FIFTY SHADES DARKER — Review by Susan Granger
When we last saw Anastasia “Ana” Steele (Dakota Johnson), she’d brusquely walked out on domineering Seattle billionaire Christian Grey (scruffy Jamie Dornan) after he not only took her virginity but turned her into his sex slave. Three weeks later, she has a job as an assistant to the editor in a publishing house. But when Christian buys an entire art exhibit of her photos, gullible Ana returns to his bedroom – with a “Chronicles of Riddick” poster on the wall – and his kinky Red Room (a.k.a. dungeon), which has been sensuously redecorated. Their arrangement is renegotiated and, this time, he promises: no pain – unless you count nipple clamps. Read on…
Problem is: in addition to a creepy, spurned stalker (Bella Heathcote), there’s a pivotal woman lurking in Christian’s twisted psyche.

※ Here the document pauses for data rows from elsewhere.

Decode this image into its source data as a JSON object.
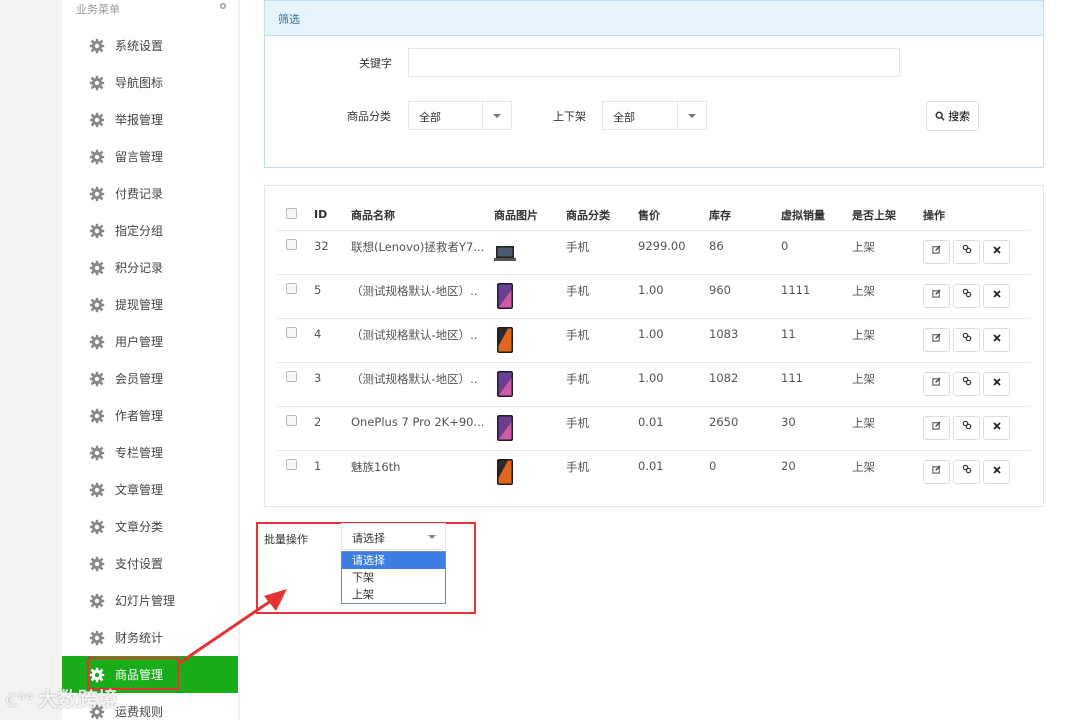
{
  "sidebar": {
    "header": "业务菜单",
    "items": [
      {
        "label": "系统设置"
      },
      {
        "label": "导航图标"
      },
      {
        "label": "举报管理"
      },
      {
        "label": "留言管理"
      },
      {
        "label": "付费记录"
      },
      {
        "label": "指定分组"
      },
      {
        "label": "积分记录"
      },
      {
        "label": "提现管理"
      },
      {
        "label": "用户管理"
      },
      {
        "label": "会员管理"
      },
      {
        "label": "作者管理"
      },
      {
        "label": "专栏管理"
      },
      {
        "label": "文章管理"
      },
      {
        "label": "文章分类"
      },
      {
        "label": "支付设置"
      },
      {
        "label": "幻灯片管理"
      },
      {
        "label": "财务统计"
      },
      {
        "label": "商品管理",
        "active": true
      },
      {
        "label": "运费规则"
      }
    ]
  },
  "filter": {
    "title": "筛选",
    "keyword_label": "关键字",
    "keyword_value": "",
    "category_label": "商品分类",
    "category_value": "全部",
    "shelf_label": "上下架",
    "shelf_value": "全部",
    "search_button": "搜索"
  },
  "table": {
    "headers": [
      "ID",
      "商品名称",
      "商品图片",
      "商品分类",
      "售价",
      "库存",
      "虚拟销量",
      "是否上架",
      "操作"
    ],
    "rows": [
      {
        "id": "32",
        "name": "联想(Lenovo)拯救者Y7...",
        "category": "手机",
        "price": "9299.00",
        "stock": "86",
        "virtual_sales": "0",
        "on_shelf": "上架",
        "thumb": "laptop"
      },
      {
        "id": "5",
        "name": "（测试规格默认-地区）..",
        "category": "手机",
        "price": "1.00",
        "stock": "960",
        "virtual_sales": "1111",
        "on_shelf": "上架",
        "thumb": "phone-purple"
      },
      {
        "id": "4",
        "name": "（测试规格默认-地区）..",
        "category": "手机",
        "price": "1.00",
        "stock": "1083",
        "virtual_sales": "11",
        "on_shelf": "上架",
        "thumb": "phone-orange"
      },
      {
        "id": "3",
        "name": "（测试规格默认-地区）..",
        "category": "手机",
        "price": "1.00",
        "stock": "1082",
        "virtual_sales": "111",
        "on_shelf": "上架",
        "thumb": "phone-purple"
      },
      {
        "id": "2",
        "name": "OnePlus 7 Pro 2K+90...",
        "category": "手机",
        "price": "0.01",
        "stock": "2650",
        "virtual_sales": "30",
        "on_shelf": "上架",
        "thumb": "phone-purple"
      },
      {
        "id": "1",
        "name": "魅族16th",
        "category": "手机",
        "price": "0.01",
        "stock": "0",
        "virtual_sales": "20",
        "on_shelf": "上架",
        "thumb": "phone-orange"
      }
    ],
    "actions": [
      "edit-icon",
      "link-icon",
      "delete-icon"
    ]
  },
  "batch": {
    "label": "批量操作",
    "selected": "请选择",
    "options": [
      "请选择",
      "下架",
      "上架"
    ]
  },
  "watermark": {
    "text": "大数跨境",
    "logo": "ℂ°°"
  },
  "colors": {
    "active_menu": "#1aad19",
    "highlight": "#e53333",
    "filter_header_bg": "#e8f4fb",
    "dropdown_selected": "#3d7de4"
  }
}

It’s his mother’s (Marcia Gay Harden) best friend, Elena (Kim Basinger), the cougar who taught Christian all about obedience and sado-masochistic sex.
“He needs a submissive – in life as well as in the bedroom,” she tartly informs skittish Ana.

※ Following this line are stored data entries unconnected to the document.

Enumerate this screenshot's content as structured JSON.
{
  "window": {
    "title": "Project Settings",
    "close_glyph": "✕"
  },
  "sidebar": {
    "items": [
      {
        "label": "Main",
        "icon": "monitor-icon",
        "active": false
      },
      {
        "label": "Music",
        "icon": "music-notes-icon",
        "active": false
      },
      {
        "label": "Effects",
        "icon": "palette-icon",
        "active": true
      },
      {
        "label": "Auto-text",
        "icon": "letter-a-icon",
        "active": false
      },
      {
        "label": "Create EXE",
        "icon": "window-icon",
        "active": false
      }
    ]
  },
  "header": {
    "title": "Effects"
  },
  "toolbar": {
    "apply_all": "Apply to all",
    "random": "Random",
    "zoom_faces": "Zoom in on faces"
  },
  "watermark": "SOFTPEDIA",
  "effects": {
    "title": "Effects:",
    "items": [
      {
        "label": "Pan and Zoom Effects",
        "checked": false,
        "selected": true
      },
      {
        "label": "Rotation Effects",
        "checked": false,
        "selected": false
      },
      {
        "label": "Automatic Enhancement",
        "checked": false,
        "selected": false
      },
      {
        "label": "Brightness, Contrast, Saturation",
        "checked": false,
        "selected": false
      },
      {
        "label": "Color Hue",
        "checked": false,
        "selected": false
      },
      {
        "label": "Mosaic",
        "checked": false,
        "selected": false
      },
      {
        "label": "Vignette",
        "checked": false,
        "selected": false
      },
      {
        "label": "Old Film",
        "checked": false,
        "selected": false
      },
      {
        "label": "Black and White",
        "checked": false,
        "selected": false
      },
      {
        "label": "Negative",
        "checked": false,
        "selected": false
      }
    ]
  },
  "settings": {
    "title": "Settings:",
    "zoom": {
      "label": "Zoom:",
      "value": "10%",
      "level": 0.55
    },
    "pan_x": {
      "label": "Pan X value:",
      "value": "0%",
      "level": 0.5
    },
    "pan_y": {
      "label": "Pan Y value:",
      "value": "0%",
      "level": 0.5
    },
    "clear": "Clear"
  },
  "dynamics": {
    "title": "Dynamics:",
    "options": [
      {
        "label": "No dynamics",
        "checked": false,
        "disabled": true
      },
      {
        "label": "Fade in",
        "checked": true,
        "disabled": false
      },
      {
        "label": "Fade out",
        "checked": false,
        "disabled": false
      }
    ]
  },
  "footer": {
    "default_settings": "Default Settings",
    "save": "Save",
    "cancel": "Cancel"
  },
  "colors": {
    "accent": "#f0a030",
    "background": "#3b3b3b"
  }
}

Complicating matters further, Ana’s smarmy editor Jack Hyde (Eric Johnson) loses his livelihood when Christian buys the publishing house where she worked, and he’s determined to wreak revenge.

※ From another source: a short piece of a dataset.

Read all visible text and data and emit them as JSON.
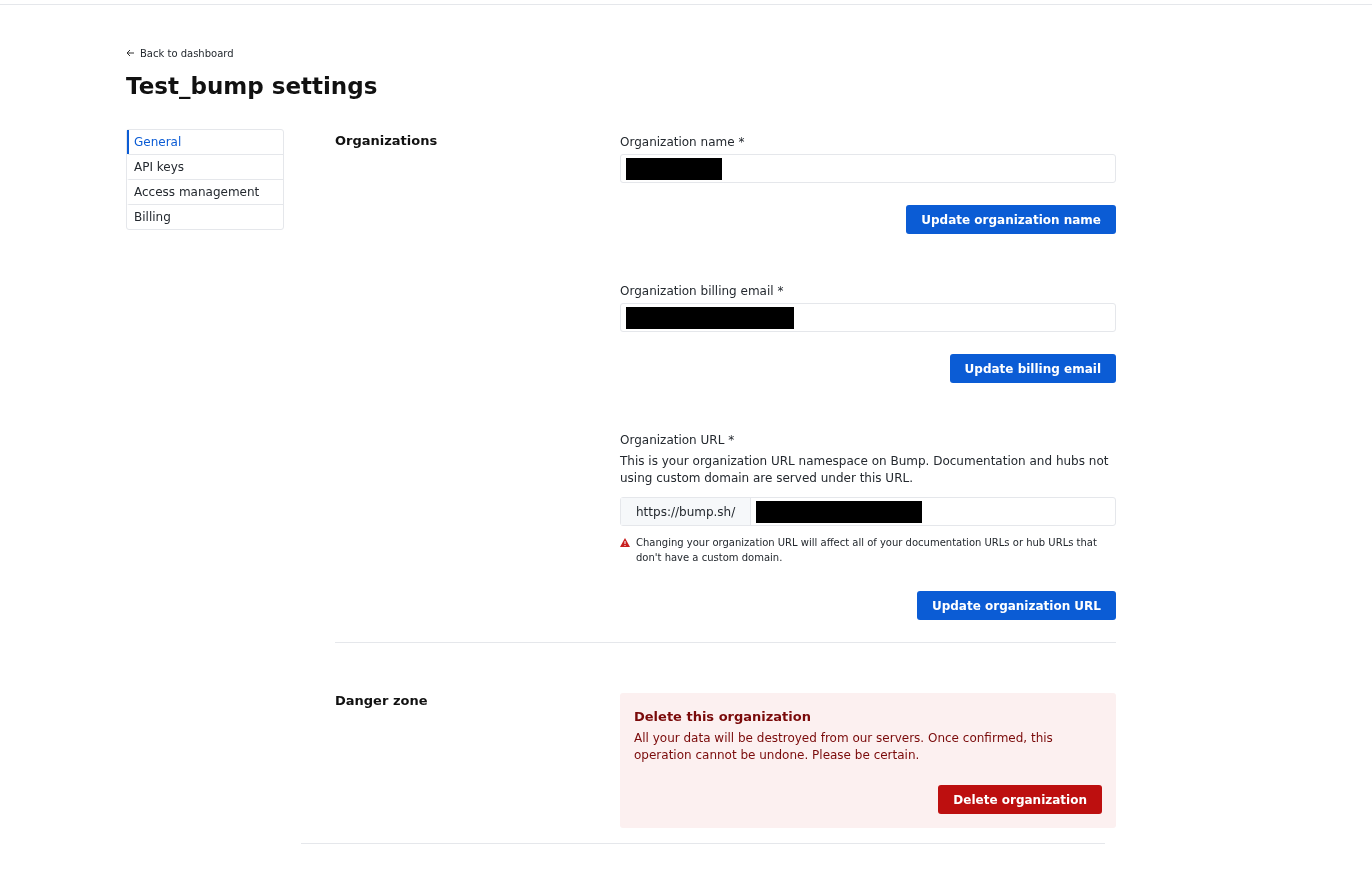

Adapted by Niall Leonard from his wife E.L. James’ novel with its Harlequin dialogue and ineptly directed by James Foley, it’s now obvious that Christian is a psychologically disturbed sex addict.
There’s no romance or erotic foreplay en route to the simulated, stylized sex scenes, just silly soft-core porn, which quickly becomes so ludicrous that it’s laughable.
FYI: Film buffs may recognize Ana’s line, “I don’t expect you to fetch me coffee unless you’re getting some for yourself.” In a sly tribute to Melanie Griffith – Dakota Johnson’s real-life mother – screenwriter Niall Leonard lifted it from Griffith’s sassy 1988 “Working Girl.”
Over the end credits, there’s a teaser for “Fifty Shades Freed,” scheduled for 2018.
On the Granger Movie Gauges of 1 to 10, “Fifty Shades Darker” is a trashy, tawdry 2, tarnishing the luster of Valentine’s Day.